I will be driving my RV from Houston to Seattle in May and want to avoid the L.A. area. Should I go from I-10 West at San Bernardino and head North on 15 to Bastow where I can get on 68 which will take me to 99. I can head north from there and pick up I-5 in Sacramento. Any advice or comments. Thanks a lot!
Jann


----------



## DL Rupper (Feb 4, 2007)

Re: HWY 99 in CA...?

If you want to have some fun and see some interesting scenery, try US 95 out of Yuma, AZ and follow it to I-84 just above Boise, ID, or jump off in Reno, NV and take US 395 up to Oregon and then take US 20 into Albany Oregon.  Garranteed to avoid big City traffic once you clear Las Vegas. :evil: That's what RV'ing is all about.  The scenic byways.


----------



## Texas_Camper (Feb 4, 2007)

Re: HWY 99 in CA...?

We drove I 10 through Phoenix to Blythe, CA.  Big mistake.  Next time I'll get off at Casa Grande and take I 8 to Gila Bend.  Then 85 up to Buckeye where it rejoins I 10.  I 10 West to Blythe, then Hwy 95 up to Needles.  I 40 West to Barstow, then Hwy 58 through Mojave, up through Tehachapie Pass on to Bakersfield.  I 99 to Sacramento is almost like the interstate....
DL's routing may be more interesting...


----------



## January020102 (Feb 4, 2007)

Re: HWY 99 in CA...?

Are you saying Phonnix was bad to drive through?
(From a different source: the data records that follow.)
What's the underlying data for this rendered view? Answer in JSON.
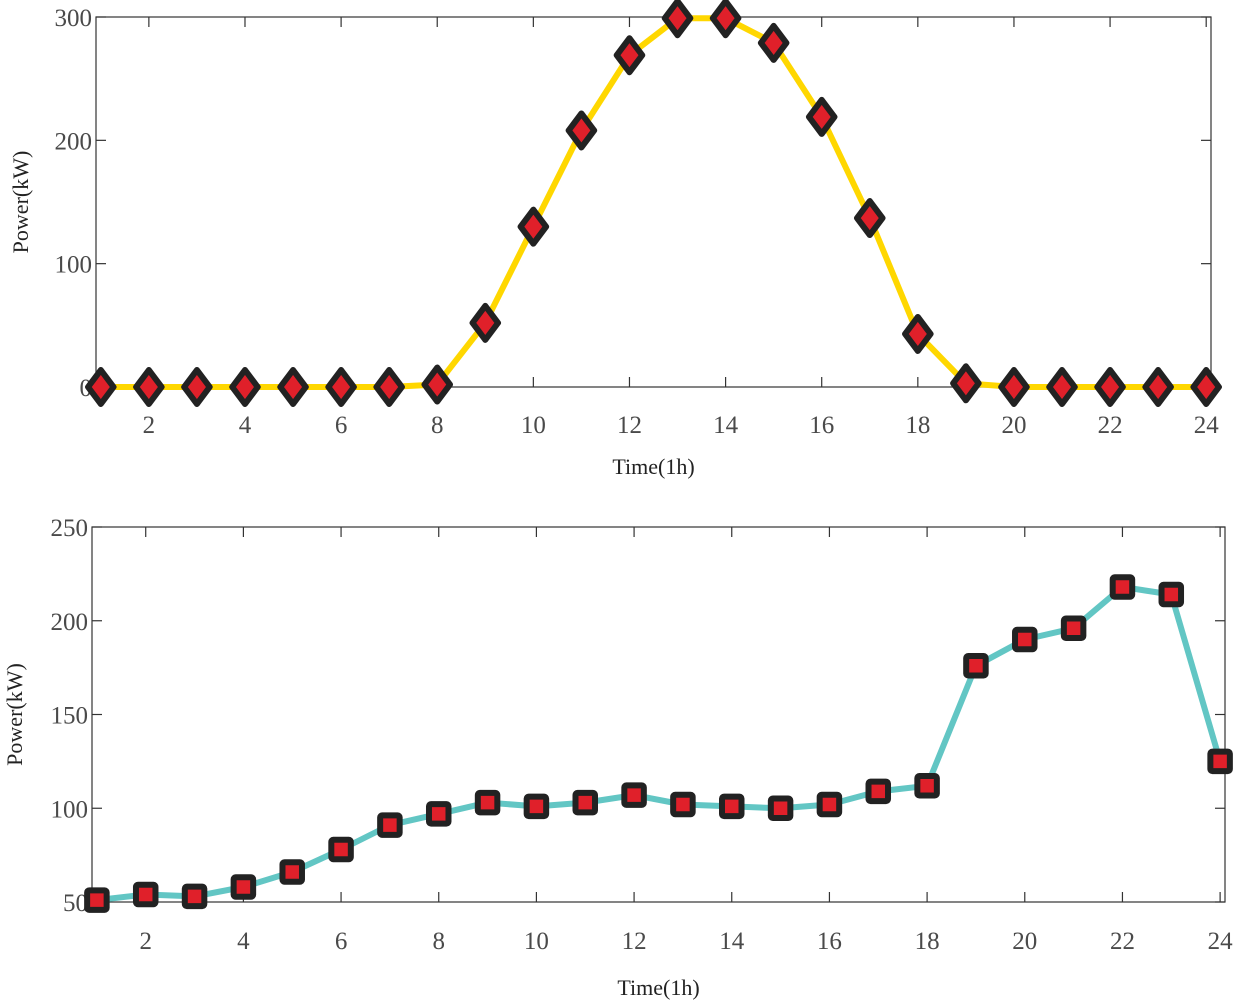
{
  "chart_data": [
    {
      "type": "line",
      "xlabel": "Time(1h)",
      "ylabel": "Power(kW)",
      "xlim": [
        0.9,
        24.1
      ],
      "ylim": [
        0,
        300
      ],
      "xticks": [
        2,
        4,
        6,
        8,
        10,
        12,
        14,
        16,
        18,
        20,
        22,
        24
      ],
      "yticks": [
        0,
        100,
        200,
        300
      ],
      "x": [
        1,
        2,
        3,
        4,
        5,
        6,
        7,
        8,
        9,
        10,
        11,
        12,
        13,
        14,
        15,
        16,
        17,
        18,
        19,
        20,
        21,
        22,
        23,
        24
      ],
      "series": [
        {
          "values": [
            0,
            0,
            0,
            0,
            0,
            0,
            0,
            2,
            52,
            130,
            208,
            269,
            299,
            299,
            279,
            219,
            137,
            43,
            3,
            0,
            0,
            0,
            0,
            0
          ],
          "line_color": "#FFD700",
          "marker": "diamond",
          "marker_edge_color": "#222222",
          "marker_face_color": "#E0202A"
        }
      ],
      "grid": false
    },
    {
      "type": "line",
      "xlabel": "Time(1h)",
      "ylabel": "Power(kW)",
      "xlim": [
        0.9,
        24.1
      ],
      "ylim": [
        50,
        250
      ],
      "xticks": [
        2,
        4,
        6,
        8,
        10,
        12,
        14,
        16,
        18,
        20,
        22,
        24
      ],
      "yticks": [
        50,
        100,
        150,
        200,
        250
      ],
      "x": [
        1,
        2,
        3,
        4,
        5,
        6,
        7,
        8,
        9,
        10,
        11,
        12,
        13,
        14,
        15,
        16,
        17,
        18,
        19,
        20,
        21,
        22,
        23,
        24
      ],
      "series": [
        {
          "values": [
            51,
            54,
            53,
            58,
            66,
            78,
            91,
            97,
            103,
            101,
            103,
            107,
            102,
            101,
            100,
            102,
            109,
            112,
            176,
            190,
            196,
            218,
            214,
            125
          ],
          "line_color": "#62C6C4",
          "marker": "square",
          "marker_edge_color": "#222222",
          "marker_face_color": "#E0202A"
        }
      ],
      "grid": false
    }
  ]
}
That did not occur to me!
Yes, DL's would be fun but I am pressed for time (have to make it in 5 days) and since this is my very first time in my new RV do not want hilly terraire when I can avoid it!
Thanks for your input! I have my map here and am checking it our now...
Jann


----------



## Texas_Camper (Feb 4, 2007)

Re: HWY 99 in CA...?

I 10 through downtown phoenix was a nightmare when I drove it.  Lot's of construction and heavy traffic.  A friend advised to take the Gila cut-off, and I should have listened.  
The weather in May should be ideal.  I 40 around Flagstaff can have ice and snow in early April, but by staying on I-10, you should be OK.  I-10 is the low altitude route.  We're retired military and stay on military bases whenever possible.  Sorry I can't help much with RV parks.  Except Balmorhea State Park on I-10 is very nice, but it's 550 miles from Houston and that may exceed your first days drive.


----------



## Texas_Camper (Feb 4, 2007)

Re: HWY 99 in CA...?

On second thought and after checking the map, Seattle is 2450 miles from Houston and Balmorhea may be just right for the first night's stop.  ...
Good Sam routing takes you up I-35 to Salina, Ks, then West to Denver.  From Denver North to Cheyenne then West on I-80.  That is more mountainous than I-10 to Calif.


----------



## hertig (Feb 5, 2007)

Re: HWY 99 in CA...?

Time of day/other events is a big factor for going through Phoenix on I10.  I usually am going from Tucson to Flagstaff or vice versa, so don't have any experiance with the western part of the city, but the eastern and central parts aren't bad 2 times out of 3.  That 3rd time is a killer, though   

Check the stats for I8.  I've never been there, but I seem to recall various people claiming things like 'endless desert', 'heat problems' and 'mountainous'.


----------



## DL Rupper (Feb 5, 2007)

Re: HWY 99 in CA...?

Phoenix is not too bad.  Not anything like L.A. traffic.  I would take US 95 from Blythe to Needles, CA and then take the 58 cutoff to 99 up to !-5 just below Sacramento.  It would probably be faster than trying to go through L.A.


----------



## January020102 (Feb 5, 2007)

Re: HWY 99 in CA...?

OK. Is the 58 cutoff a highway? And how does 99 compare with I-5 time-wise? Is it stop and go through little towns?
Thank you all for your help! I get my RV (van conversion)  this week and am sure I'll be back here for a lot more advice!
Jann


----------



## utmtman (Feb 5, 2007)

Re: HWY 99 in CA...?

From Cheyenne west is more down hill than it is up hill.   You will have to hit some nasty mountains thru calif.  And for traffic and scenery I would go via colorado, wyoming, idaho and so on over the arizona and californias any day of the week.


----------